Reading gas tower demolition leads to children's book and online art

As time runs out for one of Reading's best known landmarks two local residents have co-ordinated a creative farewell

Author: Jonathan RichardsPublished 4th May 2021
Last updated 4th May 2021

If you live in Reading you can't help escape the presence of 'gas holder No.4' it has towered over the Newtown area in the east of the town since 1901.

In the coming months though - this familiar and somewhat comforting sight - will be no more. Only a few birds nesting in and around its structure are preventing its immediate demolition to make way for flats.

Many people might look at the tower and wonder why anyone would miss it but local residents Mary Chambers and Leslee Barron are certainly not amongst them.

Mary says:

"it's just one of those things that catches your eye so often because it looks different so often. Whatever the weather is doing or whatever the light is doing or whatever time it is it looks different all the time. It's just grabbed me so many times and made me look at it twice and say 'what's going on now?'

Leslee - a digital artist - who lives at the end of the road from the giant tower says it's a landmark that makes her feel welcome every time she arrives back in Reading on the train. She's originally from Sunderland:

"It's a bit like the Angel of the North it's got that effect for me, that familiarity. I think it's quite majestic it's like a crown, sometimes it's orange sometimes its silver sometimes black. Once I found out it was going to be demolished I started documenting it in its many moods."
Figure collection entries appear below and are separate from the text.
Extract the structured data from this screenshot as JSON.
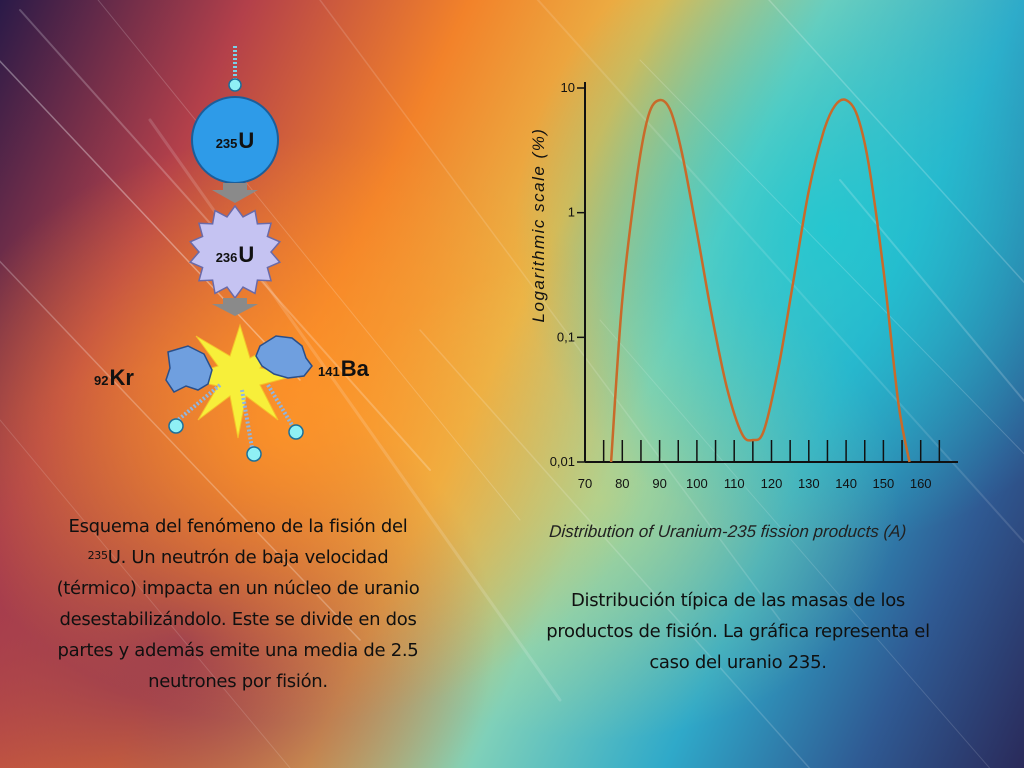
{
  "diagram": {
    "u235": {
      "mass": "235",
      "symbol": "U"
    },
    "u236": {
      "mass": "236",
      "symbol": "U"
    },
    "kr": {
      "mass": "92",
      "symbol": "Kr"
    },
    "ba": {
      "mass": "141",
      "symbol": "Ba"
    }
  },
  "captions": {
    "left": {
      "part1": "Esquema del fenómeno de la fisión del ",
      "sup": "235",
      "part2": "U. Un neutrón de baja velocidad (térmico) impacta en un núcleo de uranio desestabilizándolo. Este se divide en dos partes y además emite una media de 2.5 neutrones por fisión."
    },
    "right": "Distribución típica de las masas de los productos de fisión. La gráfica representa el caso del uranio 235."
  },
  "colors": {
    "nucleus_blue": "#2e9be8",
    "nucleus_lavender": "#c5c3f2",
    "fragment_blue": "#6f9fdf",
    "burst_yellow": "#f7ef3a",
    "neutron_cyan": "#8ff0f5",
    "arrow_gray": "#8a8a8a",
    "curve": "#c86a2a"
  },
  "chart_data": {
    "type": "line",
    "ylabel": "Logarithmic scale (%)",
    "xlabel": "Distribution of Uranium-235 fission products (A)",
    "y_scale": "log",
    "ylim": [
      0.01,
      10
    ],
    "y_ticks": [
      0.01,
      0.1,
      1,
      10
    ],
    "y_tick_labels": [
      "0,01",
      "0,1",
      "1",
      "10"
    ],
    "xlim": [
      70,
      170
    ],
    "x_ticks": [
      70,
      80,
      90,
      100,
      110,
      120,
      130,
      140,
      150,
      160
    ],
    "x_tick_labels": [
      "70",
      "80",
      "90",
      "100",
      "110",
      "120",
      "130",
      "140",
      "150",
      "160"
    ],
    "series": [
      {
        "x": [
          77,
          80,
          84,
          87,
          90,
          93,
          96,
          100,
          104,
          108,
          112,
          115,
          118,
          122,
          126,
          130,
          134,
          137,
          140,
          143,
          146,
          150,
          154,
          157
        ],
        "y": [
          0.01,
          0.2,
          2.0,
          6.0,
          8.0,
          6.5,
          3.0,
          0.7,
          0.15,
          0.04,
          0.017,
          0.015,
          0.018,
          0.06,
          0.3,
          1.5,
          4.5,
          7.2,
          8.0,
          6.0,
          2.5,
          0.35,
          0.03,
          0.01
        ]
      }
    ]
  }
}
Leslee shared her pictures on a Facebook page she set up called 'Cumberland Road gas tower'. At the same time a few streets away Mary was about to hit on her own way of paying tribute to the tower.

She takes up the story:

"My daughter looked out of the window one morning and she saw the moon behind the gas tower but it looked like it was IN the gas tower and she said 'oh it's stuck I must get my helicopter and go and rescue it!' and that gave me the idea for a children's story, I used several direct quotes from my daughter so she is the co-author!"

Mary and her daughter

'Alina saves the moon' had been born, and soon Leslee was reading it online:

"I loved it, it was so enchanting and I couldn't stop thinking about it so I sat down and painted a picture of what I had in my head and I messaged Mary and said 'I love the story it's very visual for me' and she replied 'I'm glad you said that because I was going to ask you to illustrate it for me'."

But it didn't stop there, Leslee and Mary started an online art gallery for the wider community to share their pictures, paintings and video of the gas tower. They're now thinking about a new book to publish some of the work they've brought together online.

Mary says they've been encouraged by the reaction:

"People have been really positive about it and excited about it and the number of people who've written to us to say 'I've taken this photo, or I've done this painting, or done this and this....' there are lots of people out there who are interested in the gas tower and can see that there's something in it which is interesting and artistic and eye-catching"

It's perhaps fitting that a tower which was taken for granted as a functional part of Reading's industrial past is ending its days creating art and inspiring young people's imagination through story-telling. Ugly to some, magnificent to others. Beauty they say is in 'the eye of the beholder' - or in this case should that be 'gas holder'?